Intuitively, SM transitions map directly to path-specific
actions in the source code.
Each individual SM's current state consists of one global
state value and one or more variable-specific state values.
Global state values capture a program-wide property (e.g.,
"interrupts are disabled"). Variable-specific state values capture
program properties associated with specific source objects (e.g.,
"pointer p is freed"). Besides, state transitions in Metal can be
augmented with general-purpose code which has the effect of a
"dynamic" state space for the SM.
Implementation
The inter-procedural analysis engine of the MC system is called
xgcc. It performs bottom-up summary-based traversal of the
call graph like PREfix (Section 3.2.1). xgcc's role can be
described as mapping of the SM abstraction provided by Metal to lower
level program analysis. xgcc follows the approach of splitting the
analysis into an intra-procedural pass followed by an inter-procedural
pass.
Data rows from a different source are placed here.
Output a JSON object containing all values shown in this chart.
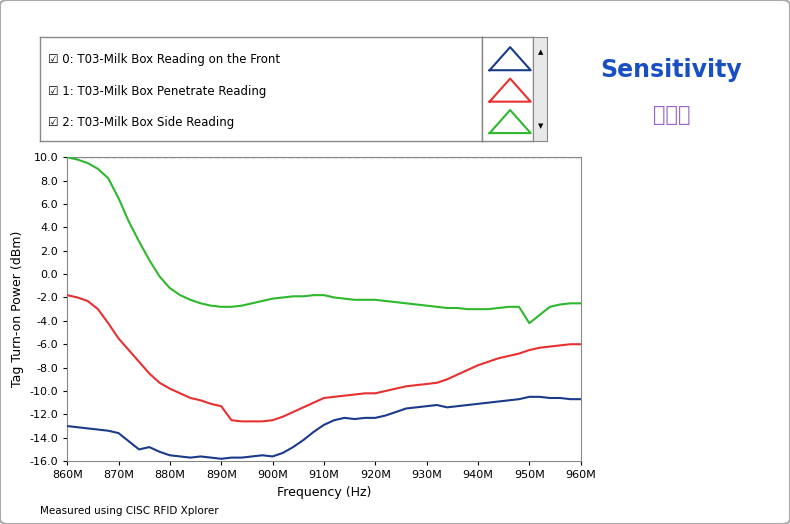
{
  "title_en": "Sensitivity",
  "title_cn": "灵敏度",
  "xlabel": "Frequency (Hz)",
  "ylabel": "Tag Turn-on Power (dBm)",
  "footnote": "Measured using CISC RFID Xplorer",
  "xlim": [
    860000000,
    960000000
  ],
  "ylim": [
    -16,
    10
  ],
  "ytick_vals": [
    -16,
    -14,
    -12,
    -10,
    -8,
    -6,
    -4,
    -2,
    0,
    2,
    4,
    6,
    8,
    10
  ],
  "ytick_labels": [
    "-16.0",
    "-14.0",
    "-12.0",
    "-10.0",
    "-8.0",
    "-6.0",
    "-4.0",
    "-2.0",
    "0.0",
    "2.0",
    "4.0",
    "6.0",
    "8.0",
    "10.0"
  ],
  "xtick_labels": [
    "860M",
    "870M",
    "880M",
    "890M",
    "900M",
    "910M",
    "920M",
    "930M",
    "940M",
    "950M",
    "960M"
  ],
  "xtick_vals": [
    860000000,
    870000000,
    880000000,
    890000000,
    900000000,
    910000000,
    920000000,
    930000000,
    940000000,
    950000000,
    960000000
  ],
  "dashed_line_y": 10,
  "legend_labels": [
    "☑ 0: T03-Milk Box Reading on the Front",
    "☑ 1: T03-Milk Box Penetrate Reading",
    "☑ 2: T03-Milk Box Side Reading"
  ],
  "line_colors": [
    "#1a3a8a",
    "#e83030",
    "#2db82d"
  ],
  "bg_color": "#ffffff",
  "plot_bg_color": "#ffffff",
  "border_color": "#aaaaaa",
  "title_color_en": "#1a4fc4",
  "title_color_cn": "#9966cc",
  "series_blue_x": [
    860,
    862,
    864,
    866,
    868,
    870,
    872,
    874,
    876,
    878,
    880,
    882,
    884,
    886,
    888,
    890,
    892,
    894,
    896,
    898,
    900,
    902,
    904,
    906,
    908,
    910,
    912,
    914,
    916,
    918,
    920,
    922,
    924,
    926,
    928,
    930,
    932,
    934,
    936,
    938,
    940,
    942,
    944,
    946,
    948,
    950,
    952,
    954,
    956,
    958,
    960
  ],
  "series_blue_y": [
    -13.0,
    -13.1,
    -13.2,
    -13.3,
    -13.4,
    -13.6,
    -14.3,
    -15.0,
    -14.8,
    -15.2,
    -15.5,
    -15.6,
    -15.7,
    -15.6,
    -15.7,
    -15.8,
    -15.7,
    -15.7,
    -15.6,
    -15.5,
    -15.6,
    -15.3,
    -14.8,
    -14.2,
    -13.5,
    -12.9,
    -12.5,
    -12.3,
    -12.4,
    -12.3,
    -12.3,
    -12.1,
    -11.8,
    -11.5,
    -11.4,
    -11.3,
    -11.2,
    -11.4,
    -11.3,
    -11.2,
    -11.1,
    -11.0,
    -10.9,
    -10.8,
    -10.7,
    -10.5,
    -10.5,
    -10.6,
    -10.6,
    -10.7,
    -10.7
  ],
  "series_red_x": [
    860,
    862,
    864,
    866,
    868,
    870,
    872,
    874,
    876,
    878,
    880,
    882,
    884,
    886,
    888,
    890,
    892,
    894,
    896,
    898,
    900,
    902,
    904,
    906,
    908,
    910,
    912,
    914,
    916,
    918,
    920,
    922,
    924,
    926,
    928,
    930,
    932,
    934,
    936,
    938,
    940,
    942,
    944,
    946,
    948,
    950,
    952,
    954,
    956,
    958,
    960
  ],
  "series_red_y": [
    -1.8,
    -2.0,
    -2.3,
    -3.0,
    -4.2,
    -5.5,
    -6.5,
    -7.5,
    -8.5,
    -9.3,
    -9.8,
    -10.2,
    -10.6,
    -10.8,
    -11.1,
    -11.3,
    -12.5,
    -12.6,
    -12.6,
    -12.6,
    -12.5,
    -12.2,
    -11.8,
    -11.4,
    -11.0,
    -10.6,
    -10.5,
    -10.4,
    -10.3,
    -10.2,
    -10.2,
    -10.0,
    -9.8,
    -9.6,
    -9.5,
    -9.4,
    -9.3,
    -9.0,
    -8.6,
    -8.2,
    -7.8,
    -7.5,
    -7.2,
    -7.0,
    -6.8,
    -6.5,
    -6.3,
    -6.2,
    -6.1,
    -6.0,
    -6.0
  ],
  "series_green_x": [
    860,
    862,
    864,
    866,
    868,
    870,
    872,
    874,
    876,
    878,
    880,
    882,
    884,
    886,
    888,
    890,
    892,
    894,
    896,
    898,
    900,
    902,
    904,
    906,
    908,
    910,
    912,
    914,
    916,
    918,
    920,
    922,
    924,
    926,
    928,
    930,
    932,
    934,
    936,
    938,
    940,
    942,
    944,
    946,
    948,
    950,
    952,
    954,
    956,
    958,
    960
  ],
  "series_green_y": [
    10.0,
    9.8,
    9.5,
    9.0,
    8.2,
    6.5,
    4.5,
    2.8,
    1.2,
    -0.2,
    -1.2,
    -1.8,
    -2.2,
    -2.5,
    -2.7,
    -2.8,
    -2.8,
    -2.7,
    -2.5,
    -2.3,
    -2.1,
    -2.0,
    -1.9,
    -1.9,
    -1.8,
    -1.8,
    -2.0,
    -2.1,
    -2.2,
    -2.2,
    -2.2,
    -2.3,
    -2.4,
    -2.5,
    -2.6,
    -2.7,
    -2.8,
    -2.9,
    -2.9,
    -3.0,
    -3.0,
    -3.0,
    -2.9,
    -2.8,
    -2.8,
    -4.2,
    -3.5,
    -2.8,
    -2.6,
    -2.5,
    -2.5
  ]
}
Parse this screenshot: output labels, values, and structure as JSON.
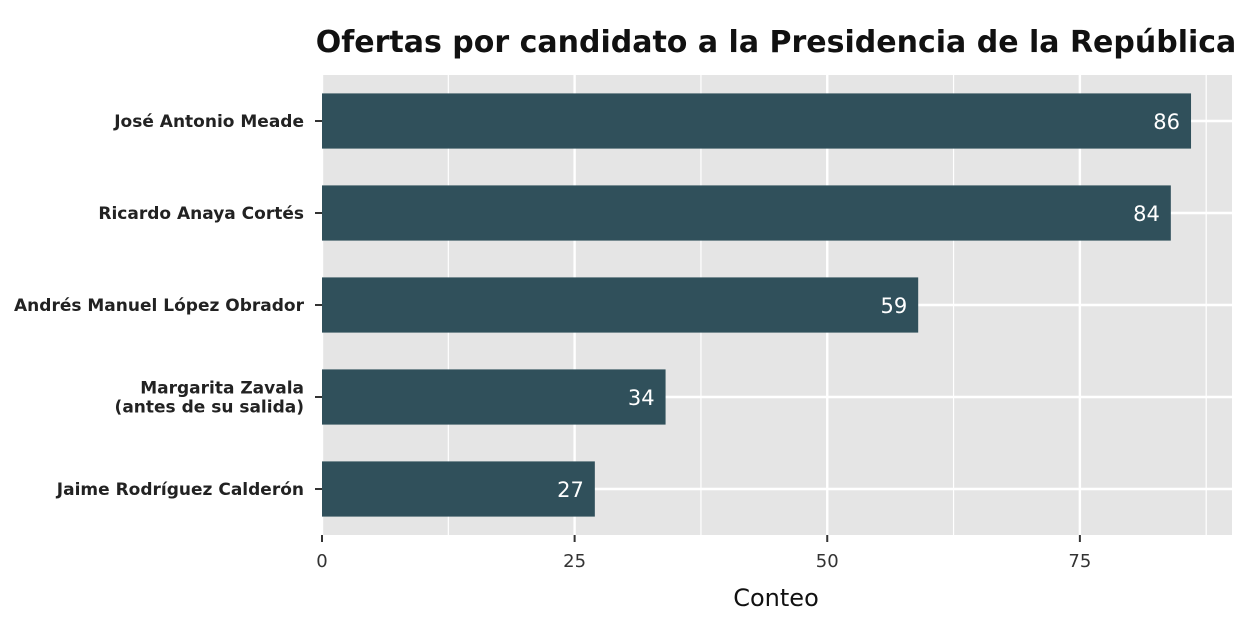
{
  "chart_data": {
    "type": "bar",
    "orientation": "horizontal",
    "title": "Ofertas por candidato a la Presidencia de la República",
    "xlabel": "Conteo",
    "ylabel": "",
    "xlim": [
      0,
      90
    ],
    "x_ticks": [
      0,
      25,
      50,
      75
    ],
    "grid": true,
    "bar_color": "#30505B",
    "panel_color": "#E5E5E5",
    "categories": [
      [
        "José Antonio Meade"
      ],
      [
        "Ricardo Anaya Cortés"
      ],
      [
        "Andrés Manuel López Obrador"
      ],
      [
        "Margarita Zavala",
        "(antes de su salida)"
      ],
      [
        "Jaime Rodríguez Calderón"
      ]
    ],
    "values": [
      86,
      84,
      59,
      34,
      27
    ]
  }
}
The intra-procedural analysis is implemented as a DFS traversal
over the abstract syntax tree (AST) of the function. Block-level
state caching is used to speed things up. Since the analysis is path
sensitive, a program point may have different states associated with
different paths. Storage requirement is further reduced by separating
variable states from program point states. In this way, variable
states may be shared, and if the states are the same, applying the
same transition will have the same effect.
The main contribution of the inter-procedural analysis phase is
refinement and restore of the SM state. State
refinement occurs when a function call is encountered and followed.
Any object that passes from the caller's scope to the callee's scope
should retain its state which has the effect of refining the incoming
state at the callee. The state is restored when the analysis returns
from the callee and resumes analyzing the caller. The restore
operation may need to move the state back from an object in the
callee's scope to the corresponding object in the caller's scope. The
extension's global state passes across function call boundaries
unchanged.
The inter-procedural path-sensitive analysis employed by the MC system
is memory and CPU intensive. In fact, for analyzing systems of the
size of the Linux kernel (more than 4 million lines of code and
counting), analysis scalability can play a determining role in the
overall feasibility of the system. The MC system uses composable
summaries of function behaviors for reducing running time. Once
functions are analyzed, they are condensed into summaries which state
how the function transforms the possible incoming transition states.
Function summaries are used to reproduced the effect of analyzing the
function once there is a hit in the summary-cache at a function call
boundary.
False Positive Suppression
The MC system adopts several methods to suppress false positives.
False path pruning is used to identify infeasible paths. For
example, in the following code, there are only two possible paths, not
four. The two impossible paths can drive an SM into an error state:
freeing unallocated pointer, and allocating a pointer but not using
it.
if(x)
{
v = kmalloc(10);
// use v
}
if(x)
{
kfree(v);
}
MC performs limited symbolic execution of the program to statically
deduce which conditionals can be taken and which ones cannot. Based
on this information, it prunes impossible paths. The actual
implementation uses a congruence closure algorithm [45].
Variables that must have the same value are placed into a single
equivalence class. The congruence closure algorithm is then used to
derive as many equalities and non-equalities as possible. This
information, combined with the symbolic tracking of inequalities, helps
deduce the truth value of most conditionals. The developer may also
be able to rewrite Metal extensions to weed out observed false paths
in further runs. Finally, Metal saves false path pruning effort by
storing descriptions of identified false paths for use in later runs
of the extension, thus avoiding redundant effort.
Some false positives may be left behind despite the above measures.
MC handles them by ranking error reports based on many
heuristics so that errors most likely to be genuine bugs are reported
at the top.
Conclusion
The MC system represents a significant point in the design space of
static checkers. First, it follows a pragmatic approach to tackle the
soundness-usefulness trade-off. MC is not intended to be sound: it
uses incomplete symbolic execution, does not unroll loops, etc.
However, it aims for ease-of-use by developers thus maximizing its
impact on software development. Second, MC adds another dimension to
"usefulness": finding as many bugs and as many types of
bugs as possible. The authors justify unsoundness by claiming that
soundness directly conflicts with this goal of maximum coverage.
Indeed, the MC system has discovered several thousand bugs in the
Linux and BSD kernels.
However, the scalability issues of the MC system are not very clear.
Inter-procedural path-sensitive analysis can easily explode in CPU and
memory requirement. It seems that the MC system avoids this by (1)
having small or moderately sized SMs that do not generate a lot of
state throughout the entire Linux kernel, and (2) running only a few
extensions at a time.
| Problem | Cyclone's Solution |
| Null pointer | insert checks, cut down checks using static analysis and @never-null attribute |
| Buffer overflows | use fat pointers, cut down checks using: static analysis and @nozeroterm attribute |
| Uninitialized pointers | reject using static analysis at compile time |
| Dangling pointers | detect dangling pointer dereferences using static analysis (region analysis), convert all calls to free to no-ops |
| Type-varying arguments (e.g., arguments to printf) | tagged union, injections, varargs |
| goto,switch,setjmp/longjmp | reject at compile-time |